A few days after the attacks, he went to New York as part of a disaster response research team to observe and gather information for research.
“By the morning of the 13th, we were in the city walking around, making those connections, observing. We did that for a couple of days,” said Monahan. “One of the things that struck me and led to me doing the research I did was the mood of the city seemed not that different than what I had seen other times I had been to New York City. Obviously, people were sad and they were focused on this event but in terms of over the period of a couple of days lots of people also had to live their lives and go on the streets and commute to where they were going and other things.”
While that day is forever etched in his memory, things are different for some students on the campus at Baldwin Wallace where he teaches.
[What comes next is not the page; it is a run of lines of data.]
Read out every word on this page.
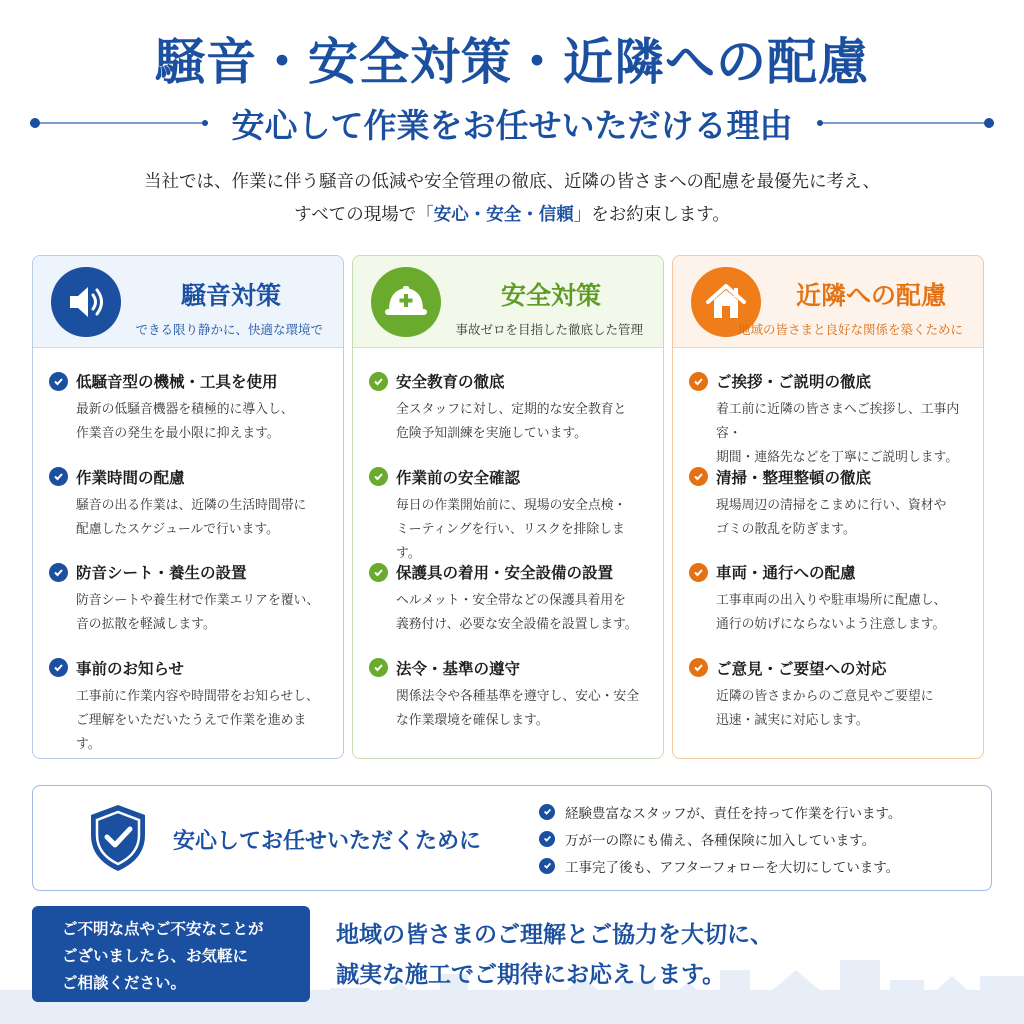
騒音・安全対策・近隣への配慮
安心して作業をお任せいただける理由
当社では、作業に伴う騒音の低減や安全管理の徹底、近隣の皆さまへの配慮を最優先に考え、
すべての現場で「安心・安全・信頼」をお約束します。
騒音対策
できる限り静かに、快適な環境で
低騒音型の機械・工具を使用
最新の低騒音機器を積極的に導入し、
作業音の発生を最小限に抑えます。
作業時間の配慮
騒音の出る作業は、近隣の生活時間帯に
配慮したスケジュールで行います。
防音シート・養生の設置
防音シートや養生材で作業エリアを覆い、
音の拡散を軽減します。
事前のお知らせ
工事前に作業内容や時間帯をお知らせし、
ご理解をいただいたうえで作業を進めます。
安全対策
事故ゼロを目指した徹底した管理
安全教育の徹底
全スタッフに対し、定期的な安全教育と
危険予知訓練を実施しています。
作業前の安全確認
毎日の作業開始前に、現場の安全点検・
ミーティングを行い、リスクを排除します。
保護具の着用・安全設備の設置
ヘルメット・安全帯などの保護具着用を
義務付け、必要な安全設備を設置します。
法令・基準の遵守
関係法令や各種基準を遵守し、安心・安全
な作業環境を確保します。
近隣への配慮
地域の皆さまと良好な関係を築くために
ご挨拶・ご説明の徹底
着工前に近隣の皆さまへご挨拶し、工事内容・
期間・連絡先などを丁寧にご説明します。
清掃・整理整頓の徹底
現場周辺の清掃をこまめに行い、資材や
ゴミの散乱を防ぎます。
車両・通行への配慮
工事車両の出入りや駐車場所に配慮し、
通行の妨げにならないよう注意します。
ご意見・ご要望への対応
近隣の皆さまからのご意見やご要望に
迅速・誠実に対応します。
安心してお任せいただくために
経験豊富なスタッフが、責任を持って作業を行います。
万が一の際にも備え、各種保険に加入しています。
工事完了後も、アフターフォローを大切にしています。
ご不明な点やご不安なことが
ございましたら、お気軽に
ご相談ください。
地域の皆さまのご理解とご協力を大切に、
誠実な施工でご期待にお応えします。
Most students have no memory at all of life before Sept. 11, 2001, because they were either babies or not yet born. Their knowledge of the day instead comes from others.
“Well my mom was just watching me sitting on the couch and I was only a month old. I was actually born on Aug. 11. And she just stood there and didn’t know what to do. She just froze,” said Hunter Kupniewski.
Faith Miller wasn’t even born yet when the terrorist attacks occurred.
“My mom told me a bit about it. Like what she was doing and like how she was worried about my siblings, my older siblings and everything,” said Faith Miller.
They’ve also learned about it in school.
For them, it’s even hard to feel the emotional connection to the day that their parents and generations before them feel.
“I told my mom . . . whenever I watch the video I can watch the video with no problem because I’ve seen it in school so many times and my mom said she can’t watch the video because it’s too heartbreaking,” said Miller.
Monahan said as we continue to be generations removed from the attacks the younger generations’ connection to the attacks will be less.
“The generation removed from this removes sort of the where and the when from that sort of where were you when moment. So it’s a moment that you’ve heard about and know is significant but you don’t have a deep connection to it,” said Monahan.
“And more importantly, the stories you’ve been given continue to get sort of shrunk or truncated as the years go by; and so you get a very kind of brief description and overview of the event without all of the details of those who were connected to it from personal experience or the media in the year it happened or the years thereafter.”